The author acknowledges that his proposal would be risky, which is an understatement. This reviewer wonders if a citizenry which some may say is undereducated on principles of basic American civics, in addition to the historical lessons found in this book, would be up to the task. Or would a Congress which has abdicated more and more of its powers to an Imperial presidency assume responsibility for defending constitutional freedoms instead of leaving that responsibility to a conservative Court. And then the response from the Court would be formidable also. The power to hold the president or executive branch officials in criminal or civil contempt of court, and to coerce obedience through fines or imprisonment, would have to be tested. Or what of impeachment efforts directed at the president by the opposite political party?
Professor Burns breadth and depth of understanding of the history, law and politics surrounding the Supreme Court is second to none. Any citizen or voter will greatly benefit from this highly readable refresher course in the dominant unanticipated role of the Court in the American political system and how its operation in the present political culture denies supremacy over major political issues to the avowedly political branch, the Congress. This result is contrary to the intentions of the Framers of our constitutional system and unimpeachable commentators like Abraham Lincoln and James Madison.

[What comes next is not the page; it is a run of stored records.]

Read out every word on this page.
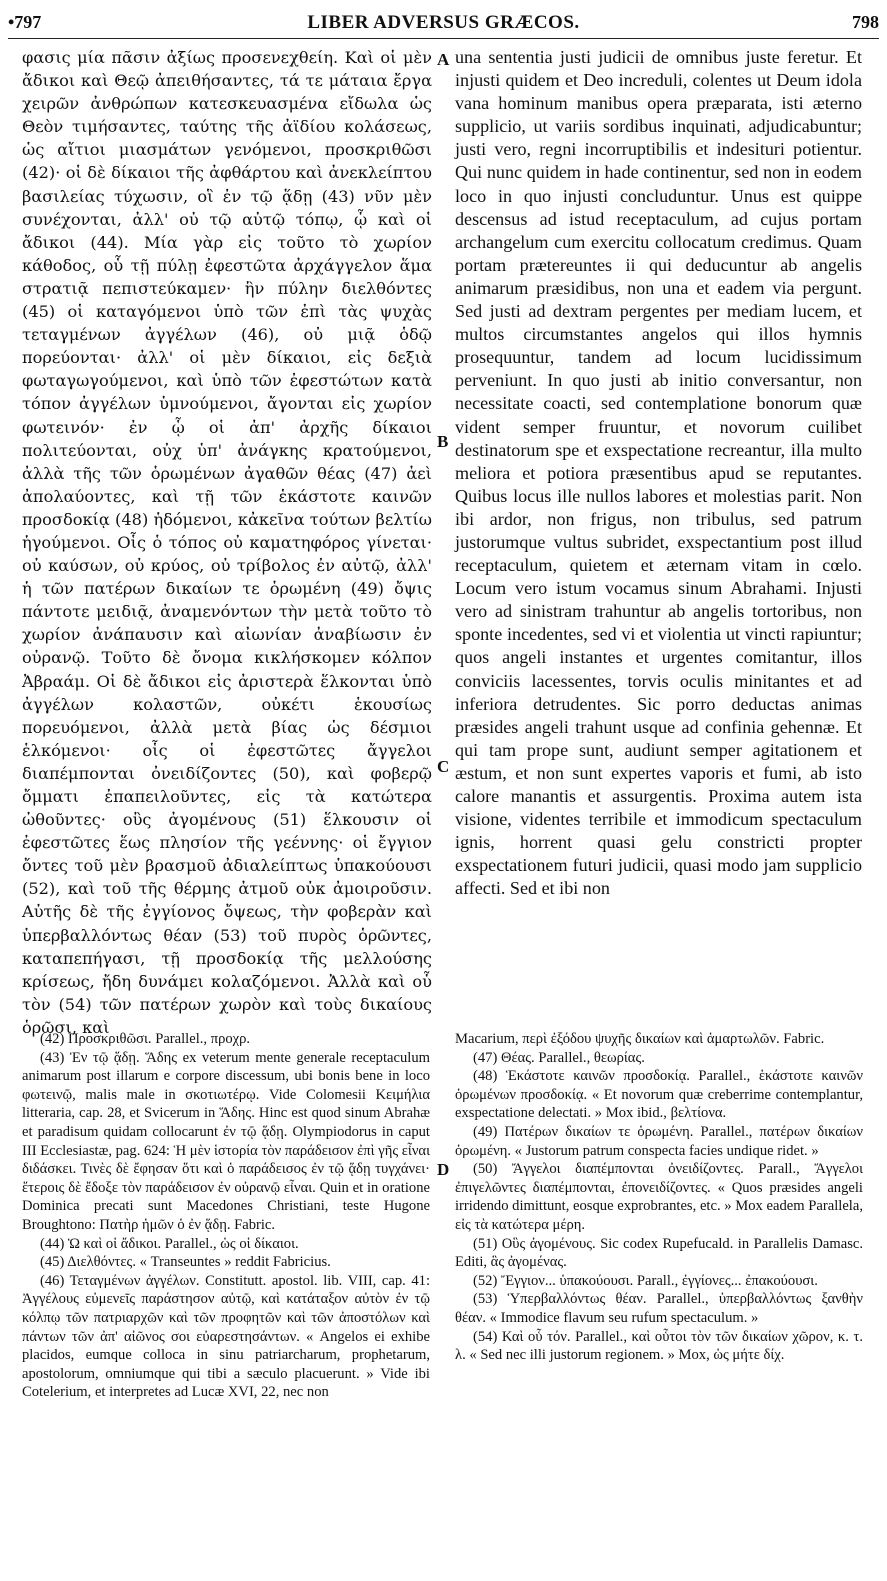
•797	LIBER ADVERSUS GRÆCOS.	798

φασις μία πᾶσιν ἀξίως προσενεχθείη. Καὶ οἱ μὲν ἄδικοι καὶ Θεῷ ἀπειθήσαντες, τά τε μάταια ἔργα χειρῶν ἀνθρώπων κατεσκευασμένα εἴδωλα ὡς Θεὸν τιμήσαντες, ταύτης τῆς ἀϊδίου κολάσεως, ὡς αἴτιοι μιασμάτων γενόμενοι, προσκριθῶσι (42)· οἱ δὲ δίκαιοι τῆς ἀφθάρτου καὶ ἀνεκλείπτου βασιλείας τύχωσιν, οἳ ἐν τῷ ᾅδῃ (43) νῦν μὲν συνέχονται, ἀλλ' οὐ τῷ αὐτῷ τόπῳ, ᾧ καὶ οἱ ἄδικοι (44). Μία γὰρ εἰς τοῦτο τὸ χωρίον κάθοδος, οὗ τῇ πύλῃ ἐφεστῶτα ἀρχάγγελον ἅμα στρατιᾷ πεπιστεύκαμεν· ἣν πύλην διελθόντες (45) οἱ καταγόμενοι ὑπὸ τῶν ἐπὶ τὰς ψυχὰς τεταγμένων ἀγγέλων (46), οὐ μιᾷ ὁδῷ πορεύονται· ἀλλ' οἱ μὲν δίκαιοι, εἰς δεξιὰ φωταγωγούμενοι, καὶ ὑπὸ τῶν ἐφεστώτων κατὰ τόπον ἀγγέλων ὑμνούμενοι, ἄγονται εἰς χωρίον φωτεινόν· ἐν ᾧ οἱ ἀπ' ἀρχῆς δίκαιοι πολιτεύονται, οὐχ ὑπ' ἀνάγκης κρατούμενοι, ἀλλὰ τῆς τῶν ὁρωμένων ἀγαθῶν θέας (47) ἀεὶ ἀπολαύοντες, καὶ τῇ τῶν ἑκάστοτε καινῶν προσδοκίᾳ (48) ἡδόμενοι, κἀκεῖνα τούτων βελτίω ἡγούμενοι. Οἷς ὁ τόπος οὐ καματηφόρος γίνεται· οὐ καύσων, οὐ κρύος, οὐ τρίβολος ἐν αὐτῷ, ἀλλ' ἡ τῶν πατέρων δικαίων τε ὁρωμένη (49) ὄψις πάντοτε μειδιᾷ, ἀναμενόντων τὴν μετὰ τοῦτο τὸ χωρίον ἀνάπαυσιν καὶ αἰωνίαν ἀναβίωσιν ἐν οὐρανῷ. Τοῦτο δὲ ὄνομα κικλήσκομεν κόλπον Ἀβραάμ. Οἱ δὲ ἄδικοι εἰς ἀριστερὰ ἕλκονται ὑπὸ ἀγγέλων κολαστῶν, οὐκέτι ἑκουσίως πορευόμενοι, ἀλλὰ μετὰ βίας ὡς δέσμιοι ἑλκόμενοι· οἷς οἱ ἐφεστῶτες ἄγγελοι διαπέμπονται ὀνειδίζοντες (50), καὶ φοβερῷ ὄμματι ἐπαπειλοῦντες, εἰς τὰ κατώτερα ὠθοῦντες· οὓς ἀγομένους (51) ἕλκουσιν οἱ ἐφεστῶτες ἕως πλησίον τῆς γεέννης· οἱ ἔγγιον ὄντες τοῦ μὲν βρασμοῦ ἀδιαλείπτως ὑπακούουσι (52), καὶ τοῦ τῆς θέρμης ἀτμοῦ οὐκ ἀμοιροῦσιν. Αὐτῆς δὲ τῆς ἐγγίονος ὄψεως, τὴν φοβερὰν καὶ ὑπερβαλλόντως θέαν (53) τοῦ πυρὸς ὁρῶντες, καταπεπήγασι, τῇ προσδοκίᾳ τῆς μελλούσης κρίσεως, ἤδη δυνάμει κολαζόμενοι. Ἀλλὰ καὶ οὗ τὸν (54) τῶν πατέρων χωρὸν καὶ τοὺς δικαίους ὁρῶσι, καὶ

A
B
C
D

una sententia justi judicii de omnibus juste feretur. Et injusti quidem et Deo increduli, colentes ut Deum idola vana hominum manibus opera præparata, isti æterno supplicio, ut variis sordibus inquinati, adjudicabuntur; justi vero, regni incorruptibilis et indesituri potientur. Qui nunc quidem in hade continentur, sed non in eodem loco in quo injusti concluduntur. Unus est quippe descensus ad istud receptaculum, ad cujus portam archangelum cum exercitu collocatum credimus. Quam portam prætereuntes ii qui deducuntur ab angelis animarum præsidibus, non una et eadem via pergunt. Sed justi ad dextram pergentes per mediam lucem, et multos circumstantes angelos qui illos hymnis prosequuntur, tandem ad locum lucidissimum perveniunt. In quo justi ab initio conversantur, non necessitate coacti, sed contemplatione bonorum quæ vident semper fruuntur, et novorum cuilibet destinatorum spe et exspectatione recreantur, illa multo meliora et potiora præsentibus apud se reputantes. Quibus locus ille nullos labores et molestias parit. Non ibi ardor, non frigus, non tribulus, sed patrum justorumque vultus subridet, exspectantium post illud receptaculum, quietem et æternam vitam in cœlo. Locum vero istum vocamus sinum Abrahami. Injusti vero ad sinistram trahuntur ab angelis tortoribus, non sponte incedentes, sed vi et violentia ut vincti rapiuntur; quos angeli instantes et urgentes comitantur, illos conviciis lacessentes, torvis oculis minitantes et ad inferiora detrudentes. Sic porro deductas animas præsides angeli trahunt usque ad confinia gehennæ. Et qui tam prope sunt, audiunt semper agitationem et æstum, et non sunt expertes vaporis et fumi, ab isto calore manantis et assurgentis. Proxima autem ista visione, videntes terribile et immodicum spectaculum ignis, horrent quasi gelu constricti propter exspectationem futuri judicii, quasi modo jam supplicio affecti. Sed et ibi non

(42) Προσκριθῶσι. Parallel., προχρ.

(43) Ἐν τῷ ᾅδῃ. Ἅδης ex veterum mente generale receptaculum animarum post illarum e corpore discessum, ubi bonis bene in loco φωτεινῷ, malis male in σκοτιωτέρῳ. Vide Colomesii Κειμήλια litteraria, cap. 28, et Svicerum in Ἅδης. Hinc est quod sinum Abrahæ et paradisum quidam collocarunt ἐν τῷ ᾅδῃ. Olympiodorus in caput III Ecclesiastæ, pag. 624: Ἡ μὲν ἱστορία τὸν παράδεισον ἐπὶ γῆς εἶναι διδάσκει. Τινὲς δὲ ἔφησαν ὅτι καὶ ὁ παράδεισος ἐν τῷ ᾅδῃ τυγχάνει· ἕτεροις δὲ ἔδοξε τὸν παράδεισον ἐν οὐρανῷ εἶναι. Quin et in oratione Dominica precati sunt Macedones Christiani, teste Hugone Broughtono: Πατὴρ ἡμῶν ὁ ἐν ᾅδῃ. Fabric.

(44) Ὡ καὶ οἱ ἄδικοι. Parallel., ὡς οἱ δίκαιοι.

(45) Διελθόντες. « Transeuntes » reddit Fabricius.

(46) Τεταγμένων ἀγγέλων. Constitutt. apostol. lib. VIII, cap. 41: Ἀγγέλους εὐμενεῖς παράστησον αὐτῷ, καὶ κατάταξον αὐτὸν ἐν τῷ κόλπῳ τῶν πατριαρχῶν καὶ τῶν προφητῶν καὶ τῶν ἀποστόλων καὶ πάντων τῶν ἀπ' αἰῶνος σοι εὐαρεστησάντων. « Angelos ei exhibe placidos, eumque colloca in sinu patriarcharum, prophetarum, apostolorum, omniumque qui tibi a sæculo placuerunt. » Vide ibi Cotelerium, et interpretes ad Lucæ XVI, 22, nec non

Macarium, περὶ ἐξόδου ψυχῆς δικαίων καὶ ἁμαρτωλῶν. Fabric.

(47) Θέας. Parallel., θεωρίας.

(48) Ἑκάστοτε καινῶν προσδοκίᾳ. Parallel., ἑκάστοτε καινῶν ὁρωμένων προσδοκίᾳ. « Et novorum quæ creberrime contemplantur, exspectatione delectati. » Mox ibid., βελτίονα.

(49) Πατέρων δικαίων τε ὁρωμένη. Parallel., πατέρων δικαίων ὁρωμένη. « Justorum patrum conspecta facies undique ridet. »

(50) Ἄγγελοι διαπέμπονται ὀνειδίζοντες. Parall., Ἄγγελοι ἐπιγελῶντες διαπέμπονται, ἐπονειδίζοντες. « Quos præsides angeli irridendo dimittunt, eosque exprobrantes, etc. » Mox eadem Parallela, εἰς τὰ κατώτερα μέρη.

(51) Οὓς ἀγομένους. Sic codex Rupefucald. in Parallelis Damasc. Editi, ἃς ἀγομένας.

(52) Ἔγγιον... ὑπακούουσι. Parall., ἐγγίονες... ἐπακούουσι.

(53) Ὑπερβαλλόντως θέαν. Parallel., ὑπερβαλλόντως ξανθὴν θέαν. « Immodice flavum seu rufum spectaculum. »

(54) Καὶ οὗ τόν. Parallel., καὶ οὗτοι τὸν τῶν δικαίων χῶρον, κ. τ. λ. « Sed nec illi justorum regionem. » Mox, ὡς μήτε δίχ.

The author argues that the genius of the American constitutional framework is the continuing political dialog it generates because the separation of powers in the legislative and political branches and the party system require sustained effort to build coalitions to enact social change. Coalition building requires compromises and compromises protect varied interests and citizens during the legislative process. But the results of this process were never intended to be vetoed by nine justices who would have the final say on the important legislative decisions facing the political community. Professor Burns ably presents much food for thought on these vital issues, and his book deserves to be widely read and debated.